In Essex court, this family could have been white…but it was African American. Occasionally I was allowed to “go to court” to absorb justice, experience it firsthand. This was a rough case: an almost total disassembling of an impoverished, minority Essex County family…by law. Watching with incredulity, this poverty-stricken black family, including at least nine children, mother with new baby in arms, strolled in, sitting on the front bench seats. The father, hounded in appearance, inhaling sadly, stared at the floor.
A group of five or six additional African American couples soon filed in -some considerably older than others – clearly very churched. These couples appeared prosperous, successful by comparison. This procedure would decide how an individual family achieved reorganization, disassembling under law. These biological parents were publically expected to purge their children – choosing who’d remain, who would be sent along.

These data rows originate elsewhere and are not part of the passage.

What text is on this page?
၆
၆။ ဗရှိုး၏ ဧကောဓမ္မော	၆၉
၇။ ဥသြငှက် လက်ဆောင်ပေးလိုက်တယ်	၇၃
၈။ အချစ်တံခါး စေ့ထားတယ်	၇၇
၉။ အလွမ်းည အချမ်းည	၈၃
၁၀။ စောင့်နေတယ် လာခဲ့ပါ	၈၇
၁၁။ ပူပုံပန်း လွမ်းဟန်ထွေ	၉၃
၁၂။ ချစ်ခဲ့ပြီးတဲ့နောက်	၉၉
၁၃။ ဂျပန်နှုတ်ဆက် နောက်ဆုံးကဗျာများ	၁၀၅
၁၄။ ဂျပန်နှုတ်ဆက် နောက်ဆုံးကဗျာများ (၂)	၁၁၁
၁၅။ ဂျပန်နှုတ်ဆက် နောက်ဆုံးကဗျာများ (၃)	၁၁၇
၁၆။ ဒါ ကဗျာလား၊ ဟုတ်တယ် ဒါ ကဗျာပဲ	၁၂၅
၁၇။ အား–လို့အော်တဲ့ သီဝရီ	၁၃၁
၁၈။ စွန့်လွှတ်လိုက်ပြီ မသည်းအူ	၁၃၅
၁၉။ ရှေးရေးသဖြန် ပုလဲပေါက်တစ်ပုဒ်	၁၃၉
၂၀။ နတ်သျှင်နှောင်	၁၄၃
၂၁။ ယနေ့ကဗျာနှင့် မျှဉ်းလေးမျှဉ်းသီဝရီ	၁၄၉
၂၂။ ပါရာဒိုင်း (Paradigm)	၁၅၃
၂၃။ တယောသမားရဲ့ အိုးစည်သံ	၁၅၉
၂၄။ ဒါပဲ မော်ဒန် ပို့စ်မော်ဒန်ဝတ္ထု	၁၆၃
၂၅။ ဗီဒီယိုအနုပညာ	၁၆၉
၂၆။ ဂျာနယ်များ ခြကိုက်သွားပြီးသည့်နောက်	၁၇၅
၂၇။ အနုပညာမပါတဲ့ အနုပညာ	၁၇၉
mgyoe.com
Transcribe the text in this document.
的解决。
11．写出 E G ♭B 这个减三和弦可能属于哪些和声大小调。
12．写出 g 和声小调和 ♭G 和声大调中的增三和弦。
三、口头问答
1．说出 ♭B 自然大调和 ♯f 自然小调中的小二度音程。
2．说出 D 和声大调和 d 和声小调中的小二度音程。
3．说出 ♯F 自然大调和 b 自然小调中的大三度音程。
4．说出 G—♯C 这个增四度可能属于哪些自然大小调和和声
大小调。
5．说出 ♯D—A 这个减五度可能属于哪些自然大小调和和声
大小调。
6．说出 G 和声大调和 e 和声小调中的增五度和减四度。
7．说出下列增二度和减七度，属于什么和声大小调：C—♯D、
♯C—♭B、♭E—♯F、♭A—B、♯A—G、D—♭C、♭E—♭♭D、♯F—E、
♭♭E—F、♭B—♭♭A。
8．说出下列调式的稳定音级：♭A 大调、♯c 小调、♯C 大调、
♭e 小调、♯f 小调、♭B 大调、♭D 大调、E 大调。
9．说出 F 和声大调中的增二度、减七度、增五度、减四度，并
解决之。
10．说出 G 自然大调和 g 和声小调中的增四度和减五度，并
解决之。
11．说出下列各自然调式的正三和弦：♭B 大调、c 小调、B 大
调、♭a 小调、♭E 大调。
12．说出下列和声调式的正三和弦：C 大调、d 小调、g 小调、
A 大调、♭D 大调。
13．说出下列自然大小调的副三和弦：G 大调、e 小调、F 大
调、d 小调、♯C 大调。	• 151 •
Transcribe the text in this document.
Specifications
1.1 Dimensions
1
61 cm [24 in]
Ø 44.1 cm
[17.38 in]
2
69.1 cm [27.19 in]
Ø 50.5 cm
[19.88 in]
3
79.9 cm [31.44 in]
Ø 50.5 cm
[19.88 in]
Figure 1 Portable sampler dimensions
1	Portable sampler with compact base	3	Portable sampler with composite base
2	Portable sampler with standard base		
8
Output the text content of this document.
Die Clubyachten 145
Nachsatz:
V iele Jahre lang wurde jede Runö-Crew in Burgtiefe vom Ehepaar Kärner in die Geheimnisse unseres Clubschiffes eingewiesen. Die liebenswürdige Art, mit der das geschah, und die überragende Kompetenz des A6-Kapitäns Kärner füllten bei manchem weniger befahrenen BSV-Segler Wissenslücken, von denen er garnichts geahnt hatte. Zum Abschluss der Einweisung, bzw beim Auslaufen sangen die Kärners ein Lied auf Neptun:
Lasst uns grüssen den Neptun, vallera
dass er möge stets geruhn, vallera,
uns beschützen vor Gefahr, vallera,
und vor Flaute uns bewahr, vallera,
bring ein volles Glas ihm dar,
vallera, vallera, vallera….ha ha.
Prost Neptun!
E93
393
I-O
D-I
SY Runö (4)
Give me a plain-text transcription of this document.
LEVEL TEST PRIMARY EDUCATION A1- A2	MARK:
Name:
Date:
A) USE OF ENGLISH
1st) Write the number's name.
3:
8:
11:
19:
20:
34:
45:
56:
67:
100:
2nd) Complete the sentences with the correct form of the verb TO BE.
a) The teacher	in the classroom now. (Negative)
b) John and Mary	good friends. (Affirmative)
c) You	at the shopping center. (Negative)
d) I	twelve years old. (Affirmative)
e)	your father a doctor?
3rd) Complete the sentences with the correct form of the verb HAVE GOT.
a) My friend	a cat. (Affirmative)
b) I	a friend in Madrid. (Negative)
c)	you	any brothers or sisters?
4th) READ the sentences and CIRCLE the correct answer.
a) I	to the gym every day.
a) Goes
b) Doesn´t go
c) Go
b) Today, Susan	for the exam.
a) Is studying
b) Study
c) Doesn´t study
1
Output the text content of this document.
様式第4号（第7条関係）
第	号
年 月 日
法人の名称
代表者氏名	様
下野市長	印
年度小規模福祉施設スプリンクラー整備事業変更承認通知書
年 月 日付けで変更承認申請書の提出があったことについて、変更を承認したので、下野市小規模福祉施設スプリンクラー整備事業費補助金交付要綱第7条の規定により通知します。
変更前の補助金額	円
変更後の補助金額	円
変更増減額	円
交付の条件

The children’s faces were haunted – parents seemed almost casual, bordering on disengagement, helplessness. It had an almost improvisational quality about it. Each childless couple went before the judge, stoically waiting their assignment. One by one, the mother chose those to be turned over, quietly thanking the childless couples. It was one of life’s more discouraging moments.
A momentary silence fell.
The judge softly inquired about the baby in the mother’s arms. Appearing young, even to me, the mother responded, “Naw, I want to keep this one.” The law of Essex economics had spoken harshly, disassembling a family unit, whose chances for even subsistence success had failed. Court attendees appeared unmoved – conspiratorially quiet….the docket must proceed. God, I thought, the humiliation; there must be a preferable way.
Eudora Welty’s writing exacerbates the senses….she’s right. While light does prevail, sometimes dimly, weak flickers of day-to-day life don’t come easy; they often dish out prolonged, plugged-in suffering, even on us – in our town by the Rappahannock.